For consumers, the economics of SAVs, or transportation as a service, is a win. Barclays estimates the cost per mile for SAVs will be $0.34 a mile, nearly 58% cheaper than traditional new cars. Pooled SAVs, assuming two riders per trip, would push those costs down even more to $0.16 per mile.

For companies that make mass market cars, a driverless society would be far more challenging. From the Barclays report:

Just as horses have become either true beasts of burden (e.g. on a cattle ranch) or a rich person’s play-thing—we think of the Hampton Classic Horse Shows—we see a smaller auto market, with individually owned vehicles either for work purposes or for status/performance. For the rest, shared autonomous vehicles will replace individually owned cars, just as the Model T replaced the horse.

GM (GM) and Ford (F) will be impacted the most by these changes and will have to restructure in order to adapt, according to Barclays. Companies like American Axle, which have a large exposure to work trucks and status vehicles, will be relatively safe. Still, suppliers to traditional mass-market automakers and even those “safer” luxury performance vehicles, will be impacted. Fewer vehicles will mean lower demand for parts and only companies that can pivot and adjust to much lower volumes will survive.

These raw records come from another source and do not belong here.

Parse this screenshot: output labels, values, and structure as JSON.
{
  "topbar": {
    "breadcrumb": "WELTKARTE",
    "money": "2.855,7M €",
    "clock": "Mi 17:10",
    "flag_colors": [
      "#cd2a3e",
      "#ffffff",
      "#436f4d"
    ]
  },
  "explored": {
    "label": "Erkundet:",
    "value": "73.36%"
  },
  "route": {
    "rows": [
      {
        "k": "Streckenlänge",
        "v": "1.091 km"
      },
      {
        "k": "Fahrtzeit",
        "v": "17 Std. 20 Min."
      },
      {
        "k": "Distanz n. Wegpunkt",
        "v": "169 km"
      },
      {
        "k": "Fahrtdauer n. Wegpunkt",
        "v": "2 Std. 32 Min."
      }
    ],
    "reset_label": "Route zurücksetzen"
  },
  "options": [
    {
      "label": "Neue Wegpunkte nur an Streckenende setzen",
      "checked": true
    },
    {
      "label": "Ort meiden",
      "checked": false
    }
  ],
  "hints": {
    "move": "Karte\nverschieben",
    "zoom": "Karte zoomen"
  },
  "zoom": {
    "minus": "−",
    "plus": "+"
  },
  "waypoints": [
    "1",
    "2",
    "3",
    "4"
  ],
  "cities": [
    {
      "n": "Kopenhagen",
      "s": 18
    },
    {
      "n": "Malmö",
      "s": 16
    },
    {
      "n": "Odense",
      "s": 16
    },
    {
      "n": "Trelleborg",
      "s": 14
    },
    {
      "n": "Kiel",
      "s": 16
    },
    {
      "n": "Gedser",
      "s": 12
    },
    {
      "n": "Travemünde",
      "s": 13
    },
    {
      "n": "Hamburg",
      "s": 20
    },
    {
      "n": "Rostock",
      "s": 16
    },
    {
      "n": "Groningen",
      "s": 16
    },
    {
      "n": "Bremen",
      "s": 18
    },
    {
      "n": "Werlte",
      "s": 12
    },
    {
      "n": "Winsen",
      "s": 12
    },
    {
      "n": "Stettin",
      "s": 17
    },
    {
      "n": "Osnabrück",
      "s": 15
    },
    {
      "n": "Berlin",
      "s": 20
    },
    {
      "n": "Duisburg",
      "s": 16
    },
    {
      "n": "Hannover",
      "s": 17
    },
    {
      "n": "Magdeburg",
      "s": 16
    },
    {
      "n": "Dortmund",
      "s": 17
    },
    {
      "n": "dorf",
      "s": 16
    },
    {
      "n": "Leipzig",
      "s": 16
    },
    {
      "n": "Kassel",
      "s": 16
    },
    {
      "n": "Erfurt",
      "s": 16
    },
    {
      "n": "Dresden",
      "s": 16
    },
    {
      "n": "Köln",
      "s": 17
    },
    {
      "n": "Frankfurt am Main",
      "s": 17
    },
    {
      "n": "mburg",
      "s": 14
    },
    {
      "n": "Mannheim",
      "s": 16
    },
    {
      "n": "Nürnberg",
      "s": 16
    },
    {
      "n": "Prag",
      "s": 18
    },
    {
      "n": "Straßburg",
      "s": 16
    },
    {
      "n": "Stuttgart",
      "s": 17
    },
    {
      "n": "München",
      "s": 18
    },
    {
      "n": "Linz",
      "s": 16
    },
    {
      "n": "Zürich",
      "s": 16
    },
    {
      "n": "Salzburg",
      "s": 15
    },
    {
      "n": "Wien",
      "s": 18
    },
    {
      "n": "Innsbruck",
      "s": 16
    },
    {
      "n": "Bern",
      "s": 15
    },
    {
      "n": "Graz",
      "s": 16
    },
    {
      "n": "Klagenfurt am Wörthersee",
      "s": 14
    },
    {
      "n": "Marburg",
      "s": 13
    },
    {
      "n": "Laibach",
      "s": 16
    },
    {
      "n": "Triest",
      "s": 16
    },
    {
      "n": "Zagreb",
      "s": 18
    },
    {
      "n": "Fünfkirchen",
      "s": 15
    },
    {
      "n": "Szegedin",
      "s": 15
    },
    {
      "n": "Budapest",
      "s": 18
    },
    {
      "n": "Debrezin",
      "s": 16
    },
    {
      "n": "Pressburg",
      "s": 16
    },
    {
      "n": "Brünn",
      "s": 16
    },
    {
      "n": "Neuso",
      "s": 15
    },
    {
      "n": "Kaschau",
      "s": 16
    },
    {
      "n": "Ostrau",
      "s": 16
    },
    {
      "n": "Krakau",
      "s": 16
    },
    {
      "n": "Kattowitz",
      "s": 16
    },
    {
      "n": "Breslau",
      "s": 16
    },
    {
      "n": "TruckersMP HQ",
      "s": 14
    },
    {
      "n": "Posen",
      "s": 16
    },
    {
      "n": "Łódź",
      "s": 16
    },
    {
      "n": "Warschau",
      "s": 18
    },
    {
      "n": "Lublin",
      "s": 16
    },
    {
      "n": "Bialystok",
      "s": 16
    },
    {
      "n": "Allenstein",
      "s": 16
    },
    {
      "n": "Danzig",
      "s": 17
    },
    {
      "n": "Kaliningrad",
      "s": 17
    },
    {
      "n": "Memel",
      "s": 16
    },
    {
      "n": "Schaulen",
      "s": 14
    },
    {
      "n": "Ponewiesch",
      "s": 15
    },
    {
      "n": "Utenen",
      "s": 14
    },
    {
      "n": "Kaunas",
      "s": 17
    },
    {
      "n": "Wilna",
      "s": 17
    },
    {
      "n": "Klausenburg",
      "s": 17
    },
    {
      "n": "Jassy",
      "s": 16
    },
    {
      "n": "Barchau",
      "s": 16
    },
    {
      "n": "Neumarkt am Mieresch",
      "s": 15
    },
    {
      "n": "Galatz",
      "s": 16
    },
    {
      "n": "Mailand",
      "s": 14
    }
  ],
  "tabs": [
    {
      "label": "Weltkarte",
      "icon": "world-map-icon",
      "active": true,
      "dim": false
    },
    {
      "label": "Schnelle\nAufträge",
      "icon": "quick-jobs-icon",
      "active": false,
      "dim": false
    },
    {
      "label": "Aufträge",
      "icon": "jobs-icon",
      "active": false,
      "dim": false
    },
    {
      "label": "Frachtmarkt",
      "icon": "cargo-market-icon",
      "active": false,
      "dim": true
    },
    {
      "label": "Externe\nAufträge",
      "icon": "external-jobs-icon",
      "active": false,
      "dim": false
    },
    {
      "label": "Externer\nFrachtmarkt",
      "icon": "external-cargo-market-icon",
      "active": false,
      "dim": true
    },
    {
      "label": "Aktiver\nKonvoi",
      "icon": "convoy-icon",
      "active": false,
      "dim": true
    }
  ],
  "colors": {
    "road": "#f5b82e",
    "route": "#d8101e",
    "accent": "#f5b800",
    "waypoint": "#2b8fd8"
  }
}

Meanwhile, Avis Budget Group (CAR), which acquired car-sharing startup Zipcar for $500 million in 2013, is well positioned if it becomes a manager of SAV fleets, says Barclays. Under that premise, Daimler AG, the maker of Mercedes-Benz, is prepared for the shift as well. In 2013, the German car company launched a mobility services subsidiary, where it now houses its moovel unit and car-sharing car2go brand. Car2Go, which connects members with Smart cars, has more than 1 million registered members in 29 cities around the world, according to the company. In the past year, it has also purchased startups RideScout and the mytaxi cab-booking app Intelligent Apps.

Barclays puts its biggest bet on low-end disruptors—startups like iStream that plan to build cheap electric vehicles designed for the car-sharing market and eventually shared autonomous vehicles. Other Barclays winners in this space include UK firm Riversimple, which is building a fuel-cell powered two-seater and plan to offer mobility as a service rather than sell its cars. Barclays is particularly fond of Mobileye (MBLY), an Israeli company that makes chips used for advanced driver assistance.

Google (GOOG) is also well-positioned for the shift to driverless cars. Barclays sees Google offering software to traditional and new automakers, not producing the cars.

Meanwhile, Tesla Motors (TSLA) could be negatively impacted as its mass market cars lose out to SAVs, according to the Barclays report. While Barclays paints a precarious picture for Tesla, it should be noted that the company has a record of jumping at market opportunities and designing products that create massive demand where there previously appeared to be none.

Its battery tech, innovations in manufacturing and software—the essential ingredient for an effective autonomous car market—as well as its recent entry in the energy storage market all point to a company able to take advantage of a shift to driverless cars.

Considering the future, the pursuit of Nokia’s maps business makes sense. A transportation network company’s key interest will be to make sure it has a steady uninterrupted flow of map data, Johnson told Fortune.

“Mapping has emerged as the Spice of the disruptive mobility universe,” Johnson says.